Forumlara katılanlara pide getiren ve mahallenin ‘pideci annesi’ olarak bilinen mahalleli bir kadın sohbetimizin üzerine geliyor. İsmini vermekten kaçınan pideci anne, “Hiç memnun değilim, hiç tasvip etmiyorum yapılan etkinlikleri, mahalleli olarak çok rahatsızız!” şeklinde konuşunca kendisine bakıyoruz. Anlıyoruz ki ironi yapıyor ve şöyle sürdürüyor konuşmasını: “Öyle bir çalışma ki bana korkularımı unutturdu. Ben karanlıkta dışarı çıkamıyordum ama dayanışma sayesine artık bu korkumu yendim. Dayanışmadan çok memnunuz.” Bir başka kadın İkbal Kaynar, Gezi’de öne çıkan “Bu daha başlangıç mücadeleye devam” sloganının yerel forumlar ile ete kemiğe bürünebileceğine ve büründüğüne işaret ediyor. Kaynar, bu birlikteliğin seçim sürecine yansıması gerektiğini de vurguluyor.
DAYANIŞMA BÜYÜMELİ
Mahalle dayanışmasının üyelerinden Burhan Coşar, 3 yıldır mahallede yaşıyor. Coşar, Gezi sürecinin başarıya ulaşabilmesi için dayanışmanın tüm mahallere, işyerlerine taşınması gerektiğine dikkat çekiyor. Demokratik bir sistem, eşitlik, özgürlük, insan hakları ve daha yaşanılabilir bir dünya için daha fazla dayanışma, örgütlenme ve mücadeleye ihtiyaç olduğunu vurgulayan Coşar, “Kentlerimizi daha fazla yeşili içerecek şekilde insan odaklı yapılandırmak için katılımcı ve demokratik merkeziyetçi bir yönetim anlayışıyla bu dayanışma yerel seçimleri de hedefleyebilmelidir. Bunun için forumlar kendi yerel taleplerini de belirleyerek kendi temsilci adaylarını da seçebilmelidir” diyor.

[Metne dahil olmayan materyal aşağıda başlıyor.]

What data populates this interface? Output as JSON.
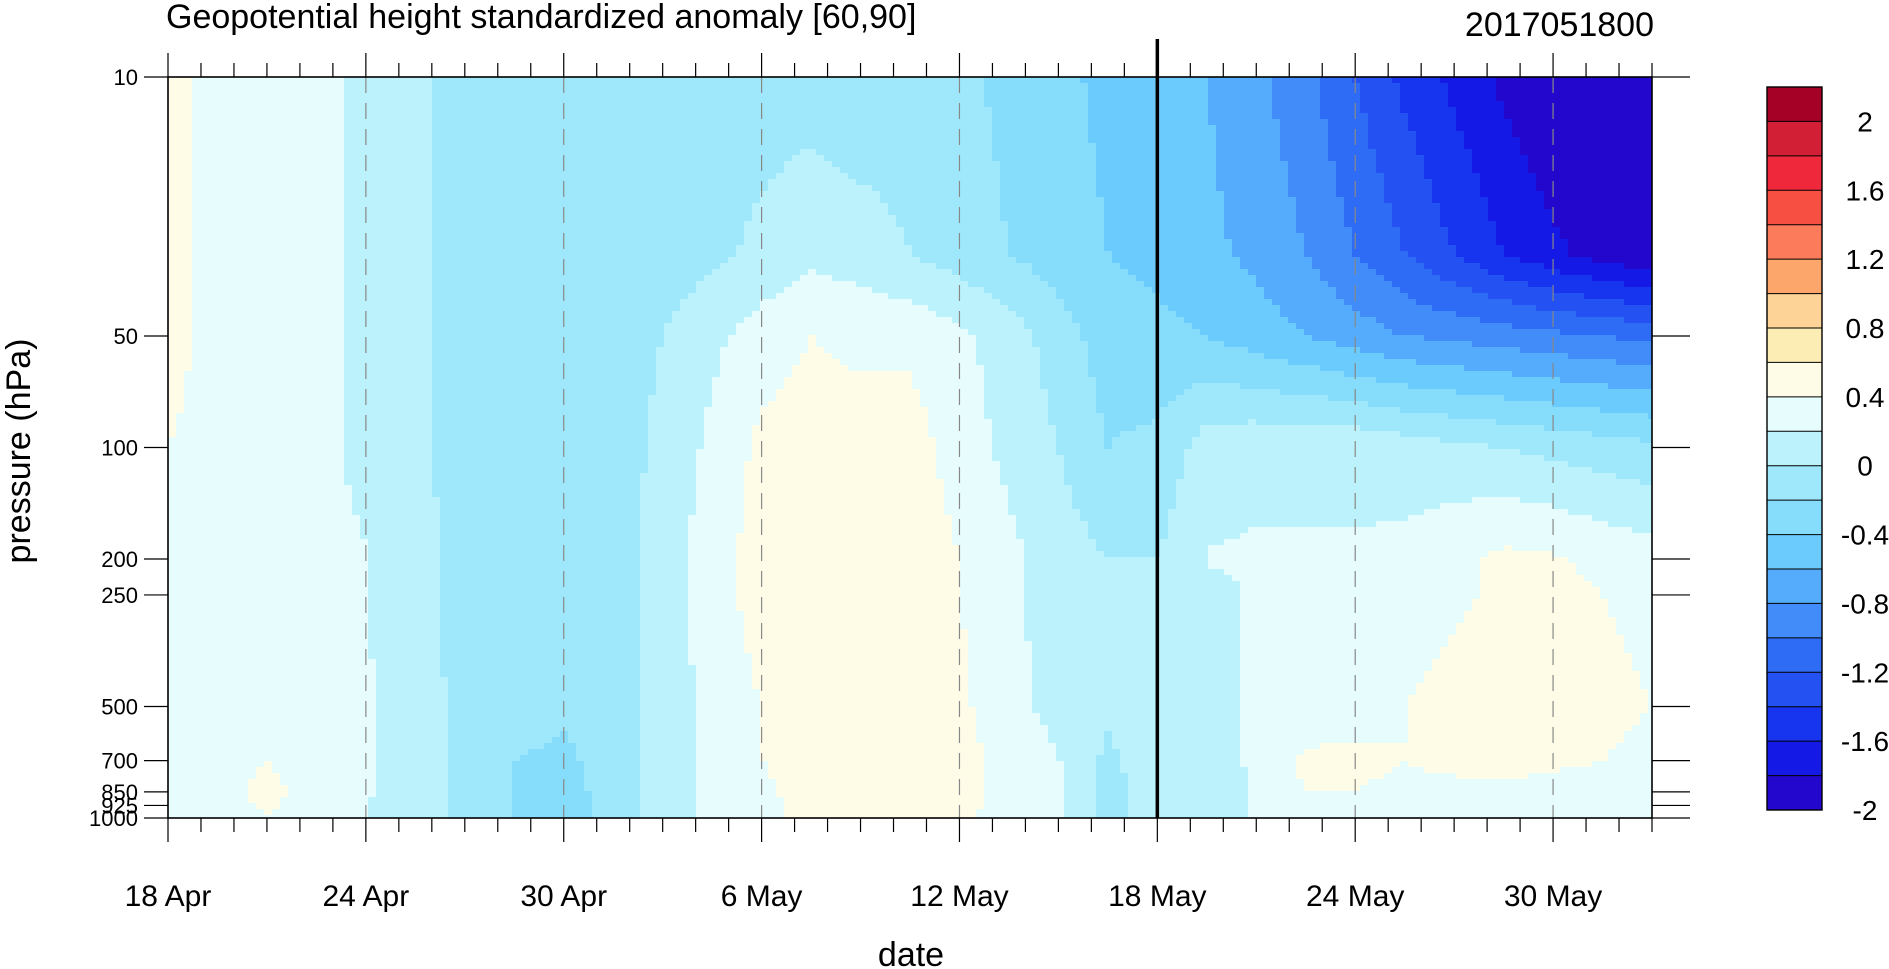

YELDEĞİRMENİ POSTASI YOLDA!
Forumlarda bu aralar başka bir heyecan yaşanıyor. Forumlarda dergi çıkarma kararı alan dayanışma, yoğun bir pratik içinde. Bu amaçla gönüllülerden oluşan “Fanzin” grubu çoktan kolları sıvamış ve kaleme sarılmış durumda. Forumda aktif olan çok sayıda kişi dergi için hummalı bir çalışma içinde ve dergi mahalleli tarafından büyük bir heyecanla bekleniyor. Gerek mahalle sorunlarına dair, gerekse Gezi ile başlayan ülke gündemlerine ilişkin izlenimler, denemeler, öyküler, şiirler, fotoğraflar, araştırmalar, değişik nitelikte kültürel ve sanatsal çalışmalar yayımlanmak üzere dergiye gönderiliyor. 23 yıldır mahallede bulunan Selin Görkem, forumlarla birlikte çıkarılmasına karar verilen Yeldeğirmeni Postası’nın ilk sayısının genç editörlerinden. Selin, ilk sayıyı 1 Kasım tarihinde çıkartmayı hedeflediklerini, her sayının farklı bir teması olacağını söylüyor.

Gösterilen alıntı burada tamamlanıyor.